Although the prospect of an Emmylou Harris and Rodney Crowell duets album seemed like an idea that was long overdue, I initially kept my hopes in check, having been disappointed, more often than not, by the recent output of both artists. However, Old Yellow Moon, which was released last week has more than exceeded my admittedly guarded expectations, and is in fact the best collection that either artist has released in quite a long time.
The album was produced by Emmylou’s ex-husband Brian Ahern, who produced her best work from the 1970s and early 1980s, and the songwriting credits read like a Who’s Who in country music featuring names such as Hank DeVito, Roger Miller, Allen Reynolds, Kris Kristofferson, and of course, Rodney Crowell himself. The first two tracks, DeVito’s “Hanging Up My Heart” and an excellent cover of Miller’s “Invitation To The Blues” sound as though they could have been left over from some of those 1970s recording sessions and recently discovered in the Warner Bros. vaults. Kristofferson’s “Chase The Feeling” sounds like an old Everly Brothers tune, and I also quite like “Here We Are”, which Emmylou had previously recorded with George Jones.

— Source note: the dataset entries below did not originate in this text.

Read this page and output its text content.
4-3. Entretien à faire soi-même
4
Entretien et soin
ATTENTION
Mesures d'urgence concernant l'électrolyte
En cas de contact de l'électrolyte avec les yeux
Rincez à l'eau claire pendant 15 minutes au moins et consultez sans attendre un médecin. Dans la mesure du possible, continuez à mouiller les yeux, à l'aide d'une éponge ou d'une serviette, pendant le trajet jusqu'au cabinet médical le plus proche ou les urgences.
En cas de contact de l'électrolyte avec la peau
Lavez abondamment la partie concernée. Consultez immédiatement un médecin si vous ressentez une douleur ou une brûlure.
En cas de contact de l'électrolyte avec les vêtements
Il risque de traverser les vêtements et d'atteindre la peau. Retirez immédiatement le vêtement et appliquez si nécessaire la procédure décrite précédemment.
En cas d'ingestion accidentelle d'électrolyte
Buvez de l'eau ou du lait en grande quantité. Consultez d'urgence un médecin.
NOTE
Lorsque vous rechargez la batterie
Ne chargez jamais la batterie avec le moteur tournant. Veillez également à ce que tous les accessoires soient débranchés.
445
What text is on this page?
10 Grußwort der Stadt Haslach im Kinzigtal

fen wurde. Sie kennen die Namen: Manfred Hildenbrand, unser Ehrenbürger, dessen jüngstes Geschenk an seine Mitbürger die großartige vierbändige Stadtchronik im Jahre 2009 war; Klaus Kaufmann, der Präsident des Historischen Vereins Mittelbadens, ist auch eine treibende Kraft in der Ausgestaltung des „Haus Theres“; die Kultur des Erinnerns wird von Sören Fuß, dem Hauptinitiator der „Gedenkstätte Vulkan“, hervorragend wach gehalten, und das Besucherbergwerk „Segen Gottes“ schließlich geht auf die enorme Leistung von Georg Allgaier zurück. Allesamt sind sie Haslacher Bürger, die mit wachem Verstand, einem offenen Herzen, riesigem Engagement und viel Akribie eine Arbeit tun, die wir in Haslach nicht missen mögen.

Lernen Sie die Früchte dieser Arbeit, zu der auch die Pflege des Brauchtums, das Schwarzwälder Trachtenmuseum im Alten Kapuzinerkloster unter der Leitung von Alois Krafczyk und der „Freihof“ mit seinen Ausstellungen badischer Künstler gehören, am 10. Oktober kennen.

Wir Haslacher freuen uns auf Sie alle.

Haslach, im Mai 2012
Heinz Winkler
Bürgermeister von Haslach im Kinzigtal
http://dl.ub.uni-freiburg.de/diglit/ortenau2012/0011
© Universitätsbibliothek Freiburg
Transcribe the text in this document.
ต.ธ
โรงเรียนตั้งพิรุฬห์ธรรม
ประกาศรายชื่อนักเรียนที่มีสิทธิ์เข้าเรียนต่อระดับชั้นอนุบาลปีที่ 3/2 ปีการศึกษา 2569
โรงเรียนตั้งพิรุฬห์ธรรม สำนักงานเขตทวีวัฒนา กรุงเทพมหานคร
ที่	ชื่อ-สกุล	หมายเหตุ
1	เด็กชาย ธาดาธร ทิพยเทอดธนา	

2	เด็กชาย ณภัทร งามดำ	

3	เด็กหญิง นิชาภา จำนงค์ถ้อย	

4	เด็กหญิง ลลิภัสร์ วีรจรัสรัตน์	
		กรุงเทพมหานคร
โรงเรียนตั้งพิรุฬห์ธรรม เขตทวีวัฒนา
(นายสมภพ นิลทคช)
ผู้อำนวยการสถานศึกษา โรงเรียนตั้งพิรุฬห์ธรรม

I was initially less impressed with “Black Caffeine” a bluesy tribute to the dark bean; it has grown on me with repeated listenings, though I still would not rank it as one of my favorites. I found “Spanish Dancer” to be rather dull. It is closer in style to Emmylou’s post-mainstream music than anything else on the album and is my least favorite here. “Dreaming My Dreams”, the oft-covered Allen Reynolds song made famous by Waylon Jennings, is reworked as a duet. The wear and tear on both artists’ voices is quite apparent on this track, but the seasoned vocals somehow enhance the song rather than detract from it.
“Bluebird Wine” is a Crowell composition that Emmylou recorded for her debut album, 1975′s Pieces of the Sky. This time around it is given an acoustic treatment with Crowell singing lead. The album’s most polished track is Matraca Berg’s “Back When We Were Beautiful”, which is given a simple piano arrangement. The occasional cracks in Harris’ voice add credibility to the tale of an old woman reminiscing about her youth.
Only a little more than two months in, it’s a little premature to be making predictions about the best albums of the year, but it’s difficult to foresee any circumstances under which Old Yellow Moon would not be on my list of year-end picks. I hope that both Harris and Crowell will do more of this style of music in the future.